Aunt Vespasia gave her a chilly glance.

“It is quite repellent, I agree,” she said bluntly. “But then so is the idea of murder at all. It does not become nice merely because the motive is something like money!” She turned back to Charlotte. “Please explain yourself a little more clearly. What has this woman to do with it? Has she a name? I am beginning to forget whom I am speaking about.”

“Abigail Winters.” There was no point whatever in trying to be delicate anymore. “Arthur Waybourne was found by the police surgeon to have a disease. Since the tutor did not have it, he must have contracted it elsewhere.”

“Obviously!”

“Abigail Winters said that the tutor, Jerome, had taken Arthur to her. He was a voyeur as well! Arthur contracted the disease from her—she does have it.”

“How singularly unpleasant.” Aunt Vespasia wrinkled her long nose very slightly. “Still, an occupational risk, I imagine. But if the boy has it, and this Jerome person was meddling with him—why did he not also have it? You say he did not?”

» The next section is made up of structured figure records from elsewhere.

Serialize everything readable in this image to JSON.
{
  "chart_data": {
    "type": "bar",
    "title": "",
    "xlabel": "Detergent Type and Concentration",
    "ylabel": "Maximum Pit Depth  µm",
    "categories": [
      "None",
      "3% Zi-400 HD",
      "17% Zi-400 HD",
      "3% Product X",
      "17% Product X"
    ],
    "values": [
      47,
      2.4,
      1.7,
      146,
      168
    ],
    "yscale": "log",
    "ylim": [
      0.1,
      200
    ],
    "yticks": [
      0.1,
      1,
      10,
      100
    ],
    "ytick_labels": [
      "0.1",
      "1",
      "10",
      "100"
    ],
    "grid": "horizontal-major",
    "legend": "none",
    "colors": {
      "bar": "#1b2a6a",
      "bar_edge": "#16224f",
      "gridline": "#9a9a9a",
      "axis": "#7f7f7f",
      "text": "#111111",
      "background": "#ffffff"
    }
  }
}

Emily sat upright suddenly, her face alight.

“Charlotte?” she said with a sharp lift of her voice.

“No,” Charlotte said slowly. “No—and that doesn’t make sense, does it! If the affair was still going on, he should have. Or are some people immune to it?”

“My dear girl!” Vespasia stared, fumbling for her pince-nez to observe Charlotte more closely. “How on earth should I know? I imagine so, or a great deal of society would have it who apparently do not—from what one is told. But it would bear thinking on! What else? So far, we have the words of two youths of a most unreliable age—and a woman of the streets. There must be more?”

“Yes—a—a male prostitute, aged seventeen.” Her anger about Albie came stinging through her voice. “He began when he was thirteen—he was doubtless more or less sold into it. He swore Jerome had been a regular customer of his. That was the chief way we know that he is ...” She avoided the word “homosexual” and left its meaning hanging in the air.

Aunt Vespasia was happy to allow her the liberty. Her face was somber.

“Thirteen,” she repeated, frowning. “That is truly one of the most obscene offenses of our society, that we permit such things to happen. And the youth—he too has a name, presumably?